Vor dem Schwurgericht in Kleve beginnt am morgigen Donnerstag ein Prozess um eine Bluttat, die im Mai Moers erschüttert hat. Laut Anklage soll ein 48-Jähriger aus Moers am 21. Mai. 2015 seine Ehefrau vorsätzlich und heimtückisch erstochen haben.

Unmittelbar nach der Tat hatte die Staatsanwaltschaft zunächst ein Ermittlungsverfahren wegen Totschlags eingeleitet. Nach den vorliegenden Erkenntnissen sieht die Anklage das für einen Mord nötige Tatmerkmal der Heimtücke als gegeben an. Nach Angaben der Staatsanwaltschaft hatte es am Tattag in der Vinner Wohnung der Frau zunächst einen Streit zwischen dem Mann und der von ihm getrennt lebenden Ehefrau gegeben. Anlass für die Auseinandersetzung sei die Ankündigung des Mannes gewesen, die gemeinsamen Kinder zu sich mit nach Hamburg zu nehmen.

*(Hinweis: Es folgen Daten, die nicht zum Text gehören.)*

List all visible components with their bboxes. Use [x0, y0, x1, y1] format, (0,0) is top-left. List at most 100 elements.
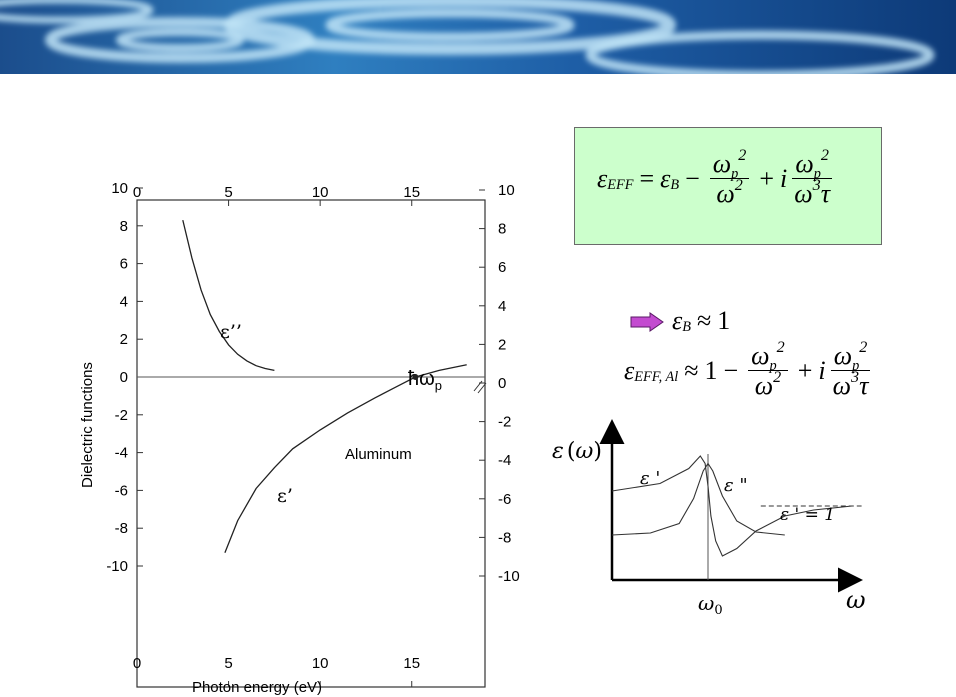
omega-symbol: ω	[716, 179, 735, 209]
approx-sign: ≈	[696, 306, 712, 335]
exponent: 2	[738, 146, 747, 164]
y-tick-label-left: 6	[120, 256, 128, 273]
x-tick-label-bottom: 0	[133, 655, 141, 672]
eps-eff-subscript: EFF	[607, 176, 634, 193]
y-tick-label-left: -8	[115, 520, 128, 537]
omega0-tick-label: ω0	[698, 591, 723, 618]
eps-symbol: ε	[552, 439, 564, 464]
plus-sign: +	[797, 355, 813, 385]
y-tick-label-right: 10	[498, 182, 515, 199]
y-tick-label-left: -6	[115, 482, 128, 499]
y-tick-label-right: -2	[498, 414, 511, 431]
omega-symbol: ω	[751, 341, 770, 370]
y-tick-label-left: 2	[120, 331, 128, 348]
eps-eff-symbol: ε	[597, 163, 608, 193]
inset-x-axis-label: ω	[846, 586, 866, 614]
eps-b-subscript: B	[682, 318, 691, 335]
damping-fraction: ωp 2 ω3τ	[830, 338, 872, 401]
main-chart: 0 0 5 5 10 10 15 15 10 10 8 8 6 6 4 4 2 2 0 0 -2 -2 -4 -4 -6 -6 -8…	[79, 180, 520, 696]
x-axis-label: Photon energy (eV)	[192, 679, 322, 696]
inset-y-axis-label: ε (ω)	[552, 439, 602, 464]
plus-sign: +	[759, 163, 775, 193]
y-tick-label-left: 8	[120, 218, 128, 235]
plasmon-symbol: ħω	[408, 368, 435, 390]
material-annotation: Aluminum	[345, 446, 412, 463]
tau-symbol: τ	[820, 179, 830, 209]
imaginary-unit: i	[818, 355, 826, 385]
omega-symbol: ω	[794, 179, 813, 209]
eps-eff-al-subscript: EFF, Al	[634, 368, 679, 385]
y-tick-label-left: 4	[120, 293, 128, 310]
inset-eps-double-prime-curve	[611, 462, 785, 536]
axis-break-mark	[473, 380, 487, 394]
y-tick-label-right: 4	[498, 298, 506, 315]
zero-subscript: 0	[714, 603, 722, 618]
inset-eps-prime-curve	[611, 455, 853, 557]
exponent: 2	[859, 338, 868, 356]
y-tick-label-right: 0	[498, 375, 506, 392]
y-axis-label: Dielectric functions	[79, 362, 96, 488]
x-tick-label-top: 15	[403, 184, 420, 201]
omega-symbol: ω	[795, 149, 814, 178]
omega-symbol: ω	[754, 371, 774, 401]
y-tick-label-right: 8	[498, 221, 506, 238]
plasma-fraction: ωp2 ω2	[709, 146, 750, 209]
x-tick-label-bottom: 10	[312, 655, 329, 672]
eps-b-symbol: ε	[660, 163, 671, 193]
p-subscript: p	[852, 358, 860, 375]
plasmon-subscript: p	[435, 378, 442, 393]
y-tick-label-right: -10	[498, 568, 520, 585]
y-tick-label-left: -2	[115, 407, 128, 424]
imaginary-unit: i	[780, 163, 788, 193]
exponent: 2	[734, 177, 743, 195]
right-arrow-icon	[630, 312, 664, 332]
omega-symbol: ω	[712, 149, 732, 178]
exponent: 3	[851, 369, 860, 387]
omega-symbol: ω	[575, 439, 593, 464]
minus-sign: −	[685, 163, 700, 193]
plasmon-point	[412, 374, 419, 380]
x-tick-label-top: 5	[224, 184, 232, 201]
tau-symbol: τ	[859, 371, 869, 401]
eps-b-subscript: B	[670, 176, 680, 193]
series-label-eps-double-prime: ε’’	[220, 321, 242, 343]
y-tick-label-left: -4	[115, 445, 128, 462]
eps-double-prime-curve	[182, 219, 275, 372]
series-label-eps-prime: ε’	[277, 485, 293, 507]
damping-fraction: ωp 2 ω3τ	[791, 146, 833, 209]
inset-series-label-eps-prime: ε '	[640, 468, 660, 489]
inset-limit-label: ε ' = 1	[780, 505, 835, 525]
resonance-inset-chart: ε (ω) ω ω0 ε ' ε " ε ' = 1	[552, 419, 866, 618]
one-value: 1	[717, 306, 731, 335]
plot-frame	[136, 199, 486, 688]
close-paren: )	[593, 439, 602, 464]
x-tick-label-top: 10	[312, 184, 329, 201]
exponent: 3	[812, 177, 821, 195]
y-tick-label-right: -8	[498, 529, 511, 546]
inset-series-label-eps-double-prime: ε "	[724, 475, 748, 496]
p-subscript: p	[731, 166, 739, 183]
x-tick-label-bottom: 15	[403, 655, 420, 672]
y-tick-label-left: 0	[120, 369, 128, 386]
y-tick-label-right: -4	[498, 452, 511, 469]
one-value: 1	[704, 355, 718, 385]
x-tick-label-top: 0	[133, 184, 141, 201]
exponent: 2	[820, 146, 829, 164]
p-subscript: p	[769, 358, 777, 375]
exponent: 2	[773, 369, 782, 387]
y-tick-label-right: 2	[498, 336, 506, 353]
plasmon-annotation: ħωp	[408, 368, 442, 393]
header-banner	[0, 0, 956, 74]
minus-sign: −	[723, 355, 739, 385]
equals-sign: =	[639, 163, 655, 193]
p-subscript: p	[813, 166, 821, 183]
exponent: 2	[776, 338, 785, 356]
open-paren: (	[567, 439, 576, 464]
approx-sign: ≈	[684, 355, 699, 385]
plasma-fraction: ωp2 ω2	[748, 338, 788, 401]
x-tick-label-bottom: 5	[224, 655, 232, 672]
eps-b-symbol: ε	[672, 306, 683, 335]
y-tick-label-right: -6	[498, 491, 511, 508]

Nach dem Streit soll sich der Angeklagte in der Küche mit einem Küchenmesser bewaffnet haben, das er im Ärmel seines Pullovers versteckte und dann zu seiner Ehefrau auf den Balkon zurückgekehrt sein. Plötzlich und für das Opfer vollkommen unerwartet soll der Angeklagte sodann das Messer aus dem Ärmel gezogen und seiner Ehefrau direkt zunächst in das Gesicht gestochen haben. Insgesamt listet der Obduktionsbericht 72 Stichverletzungen am gesamten Körper. Die Frau starb noch am Tatort an ihren Verletzungen. Die Polizei konnte den mutmaßlichen Täter im Flur des Mehrfamilienhauses festnehmen. Der Mann leistete keinen Widerstand. Während der Tat waren die beiden minderjährigen Kinder ebenfalls in der Wohnung. Das Jugendamt hat sie bei einer Pflegefamilie untergebracht.

Der Angeklagten hat sich in der polizeilichen Vernehmung nicht zur Sache eingelassen. Zur Hauptverhandlung sind zahlreiche Zeugen sowie zwei Sachverständige geladen. Der Prozess wurde zunächst auf vier Verhandlungstage terminiert. Bei einer Verurteilung wegen Mordes lässt das Strafgesetzbuch nur eine lebenslange Freiheitsstrafe zu. Nur bei einer Verurteilung wegen Totschlags wäre auch eine niedrigere Strafe möglich.